しかしそこで設定したその団体内の指標というものは


決してウイルス駆除のための正義の教科書ではない


のです。


今後コロナウイルスのことがどんどん明らかになっていくにつれて、「アレはやってなくても関係なかったね」とか「これを一番にやっておかないといけなかったんだね」などと言って、この先どんどん変わっていくものであってしかるべきなのです。


そんなものを指標にし、そこからどっちにずれているかで感染者の本人の是非を問うのは、あまりに無意味なことではないでしょうか。




大学生への視線


授業は全部オンラインになり、課外活動が禁止されてかれこれ五か月が過ぎました。


授業と部活を取られたら、自分にはやることがはっきり言ってありません。


以前、#大学生の日常も大切だ、というツイートが話題になりました。


自分もまさに感じるのは、大学生なら家で勉強できるだろ我慢しろ、というような視点です。


一人でもできるものというところに全く間違いはありませんが、生身のコミュニケーションなどに勝る勉強はありません。五か月もずっと家でバットを素振りしていても、野球には飽きるでしょう。


地区大会で運動の大会などが行われているところもあれば、京都市街でも人がうんさかいたります。そんな現状で、我々大学生が活動のほぼすべてを封じられています。

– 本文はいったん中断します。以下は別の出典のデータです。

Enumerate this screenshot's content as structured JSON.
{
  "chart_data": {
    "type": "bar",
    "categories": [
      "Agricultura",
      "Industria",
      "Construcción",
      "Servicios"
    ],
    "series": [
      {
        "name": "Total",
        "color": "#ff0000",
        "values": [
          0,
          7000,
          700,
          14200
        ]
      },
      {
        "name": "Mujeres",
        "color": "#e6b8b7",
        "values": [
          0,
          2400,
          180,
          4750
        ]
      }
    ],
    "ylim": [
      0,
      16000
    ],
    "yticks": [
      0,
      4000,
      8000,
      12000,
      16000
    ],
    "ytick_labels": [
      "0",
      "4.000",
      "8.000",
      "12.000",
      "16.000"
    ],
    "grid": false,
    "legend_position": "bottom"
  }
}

もし大学生の日常が戻ったとして、そこでクラスターなどが発生してしまえば、きっと大いに叩かれるでしょうし、それはやはり大学からしても怖いでしょう。しかし、そこで大学もしくは感染者を叩くような風潮が発生したとして、そのどこに皆さんは正義を感じるのでしょうか。


www.mattsun.work


この記事でも書いたように、日本では規律訓練で育ってきた空気感というものがありますから、何か一つの設定した基準から逸れているかで物事を判断しがちです。


しかし、その基準自体の曖昧さにまずは気付いてほしいです。


そのあいまいな基準からどれだけ逸れているかで個人を図る行為に意味はないと感じますし、自分たちが考えて設定した基準を守りそのうえで起きてしまう不幸は、はっきり言って仕方ありません。そこに関しては起きた後に考えるほかありません。


卒業まで半年少しになりましたが、少しでも状況が改善されることを願います。